Low clouds hang over Cook Inlet north of Anchor Point on Oct. 23, 2025. (Photo by Yereth Rosen/Alaska Beacon)

Low clouds hang over Cook Inlet north of Anchor Point on Oct. 23, 2025. (Photo by Yereth Rosen/Alaska Beacon)

Inletkeeper condemns federal management of Cook Inlet oil lease sale

The agency alleges an environmental study by the Bureau of Ocean Energy Management was conducted with a “serious” lack of transparency.

The Homer-based environmental nonprofit organization Cook Inletkeeper continues to protest a contentious Cook Inlet oil and gas sale, saying that the federal government is not being transparent about potential environmental impacts of the sale nor providing Alaskans the opportunity to weigh in.

According to reporting by the Alaska Beacon, Lease Sale 258 was originally held at the end of 2022 and drew one bid from Hilcorp, the dominant oil and gas operator in Cook Inlet. Further development was blocked by a lawsuit filed by environmental groups, and in 2024, a federal judge ruled that the U.S. Bureau of Ocean Energy Management’s initial review of the sale violated the National Environmental Policy Act by failing to adequately assess climate impacts to Cook Inlet’s ecosystem, including the Cook Inlet beluga whale population. The court ordered a Supplemental Environmental Impact Statement and suspended Hilcorp’s lease.

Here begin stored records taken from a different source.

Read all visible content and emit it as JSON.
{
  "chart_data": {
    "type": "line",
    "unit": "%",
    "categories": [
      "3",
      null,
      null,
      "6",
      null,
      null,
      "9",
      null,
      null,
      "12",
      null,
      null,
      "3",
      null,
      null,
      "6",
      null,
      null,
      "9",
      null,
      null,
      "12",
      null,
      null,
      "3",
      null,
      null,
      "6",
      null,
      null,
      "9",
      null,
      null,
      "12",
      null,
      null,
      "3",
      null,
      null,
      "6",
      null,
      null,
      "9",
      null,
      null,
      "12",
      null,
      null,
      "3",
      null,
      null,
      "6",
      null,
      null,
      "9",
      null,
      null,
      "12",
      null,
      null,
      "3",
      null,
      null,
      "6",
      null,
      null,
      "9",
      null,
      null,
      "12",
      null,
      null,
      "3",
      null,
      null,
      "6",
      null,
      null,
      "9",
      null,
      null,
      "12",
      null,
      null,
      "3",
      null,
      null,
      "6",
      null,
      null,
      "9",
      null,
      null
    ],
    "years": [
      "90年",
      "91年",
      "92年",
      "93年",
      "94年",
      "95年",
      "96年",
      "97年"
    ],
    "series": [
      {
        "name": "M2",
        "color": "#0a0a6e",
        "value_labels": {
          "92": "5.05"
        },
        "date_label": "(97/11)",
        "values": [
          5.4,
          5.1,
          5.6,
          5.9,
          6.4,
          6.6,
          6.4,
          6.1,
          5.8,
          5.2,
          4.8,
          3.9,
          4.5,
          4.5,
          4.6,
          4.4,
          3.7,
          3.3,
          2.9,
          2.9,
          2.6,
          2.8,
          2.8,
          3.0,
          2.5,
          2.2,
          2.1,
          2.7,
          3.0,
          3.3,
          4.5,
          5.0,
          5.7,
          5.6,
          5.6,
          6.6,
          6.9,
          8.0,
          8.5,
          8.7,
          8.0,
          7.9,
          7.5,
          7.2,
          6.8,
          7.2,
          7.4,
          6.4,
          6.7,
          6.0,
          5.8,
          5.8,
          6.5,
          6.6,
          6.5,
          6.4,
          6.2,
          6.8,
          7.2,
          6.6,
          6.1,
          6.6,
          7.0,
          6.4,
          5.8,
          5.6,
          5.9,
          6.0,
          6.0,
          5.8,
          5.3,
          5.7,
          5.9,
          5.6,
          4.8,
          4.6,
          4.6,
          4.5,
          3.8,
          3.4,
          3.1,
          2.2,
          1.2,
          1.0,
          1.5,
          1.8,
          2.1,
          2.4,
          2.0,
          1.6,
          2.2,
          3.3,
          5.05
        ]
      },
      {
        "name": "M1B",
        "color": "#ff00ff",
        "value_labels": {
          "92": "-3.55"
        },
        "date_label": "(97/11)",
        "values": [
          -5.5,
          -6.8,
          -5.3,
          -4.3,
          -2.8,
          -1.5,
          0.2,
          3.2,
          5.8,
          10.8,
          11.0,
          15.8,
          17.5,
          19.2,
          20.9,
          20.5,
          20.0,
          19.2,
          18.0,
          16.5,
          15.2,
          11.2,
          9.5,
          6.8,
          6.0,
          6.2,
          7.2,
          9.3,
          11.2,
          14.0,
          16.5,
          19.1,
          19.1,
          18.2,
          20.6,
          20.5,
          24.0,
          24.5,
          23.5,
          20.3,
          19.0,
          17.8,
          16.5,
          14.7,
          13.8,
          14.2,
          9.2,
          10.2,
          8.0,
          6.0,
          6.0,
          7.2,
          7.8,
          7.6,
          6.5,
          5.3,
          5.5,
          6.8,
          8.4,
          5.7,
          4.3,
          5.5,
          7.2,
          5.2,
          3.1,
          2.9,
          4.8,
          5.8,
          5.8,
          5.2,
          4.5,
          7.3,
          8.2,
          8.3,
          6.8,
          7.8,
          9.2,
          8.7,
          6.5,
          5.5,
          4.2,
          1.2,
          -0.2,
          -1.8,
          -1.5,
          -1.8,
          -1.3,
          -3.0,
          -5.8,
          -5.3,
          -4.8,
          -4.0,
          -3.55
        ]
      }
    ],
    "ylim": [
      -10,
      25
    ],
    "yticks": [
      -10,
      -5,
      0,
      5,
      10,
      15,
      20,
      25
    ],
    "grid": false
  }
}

In November, Cook Inletkeeper launched a petition against BOEM urging the agency to publicize the SEIS for Lease Sale 258. Although SEIS processes traditionally include public hearings and comment periods, BOEM finalized the SEIS in December without any public involvement. The federal government affirmed the sale on Dec. 22 and said that no changes were needed in the leasing plan.

According to a Dec. 23 press release from Cook Inletkeeper, that SEIS was “conducted with a serious lack of transparency” and breached standard practice by omitting public input opportunities. Additionally, the release states, plaintiffs on the original case, including Inletkeeper, were not notified of the publication as is customary courtesy.

“The court required BOEM to redo the environmental review precisely so the agency could correct its earlier failures,” Cook Inletkeeper co-executive director Loren Barrett said in the release. “The court ordered the review be done properly — not to cut out Alaskans — and any proper review incorporates current public comment.”

Cook Inletkeeper asserts that Alaskans deserve the chance to weigh in on Lease Sale 258 and the eleven subsequent offshore oil and gas lease sales planned for the Cook Inlet over the next seven years. Inletkeeper alleged BOEM’s failure to gather adequate public input violated NEPA and called the agency’s decision to remove Alaskans from the process “unacceptable.”

“BOEM cannot claim to follow NEPA while refusing to hear from the people who live here,” Barrett said. “The public deserves a real say in decisions that will irreparably shape the future of Cook Inlet. This is our home, and we’re not letting it be carved up behind closed doors.”

Lease Sale 258 is the first of twelve new drilling opportunities in the Cook Inlet under the One Big Beautiful Bill Act. According to the press release, BOEM is refusing to conduct NEPA reviews on six additional lease sales mandated under the One Big Beautiful Bill Act.

On Nov. 20, BOEM announced the new Outer Continental Shelf 5-year plan, which proposes five additional sales between 2027 and 2031. In a move that Cook Inletkeeper Communications Director James Currie called “telling,” the 60-day comment period, which is restricted to governors and affected local governments, opened on Nov. 24 and will close on Jan. 23.

“It represents a deliberate plan to hold this during a time when fewer people are going to work, and when people would rather spend the days with family and friends — rather than fretting about the industrialization of this place we call home,” Currie said in the release.

Despite these apparent efforts to limit participation, Inletkeeper says they remain committed to ensuring Alaskans have a voice on Lease Sale 258 and all subsequent decisions impacting the region, adding that BOEM’s refusal to involve community members is “a very bad sign” for the eleven upcoming lease sales scheduled in the Cook Inlet before 2032.

“BOEM’s decision to conduct the whole process in secrecy represents the federal government’s new approach to cutting the public out of decisions about our waters, and favoring the billionaire class and giant corporations over the people who call this place home,” Bridget Maryott, Inletkeeper’s second co-executive director, said in the release. “All citizens should be angry and concerned for our right to control what happens in our own backyard.”

Aside from Lease Sale 258, the first of the proposed Cook Inlet oil and gas sales, “Big Beautiful Cook Inlet 1,” is scheduled to take place in March 2026. For the entire schedule of lease sales planned, visit BOEM’s website.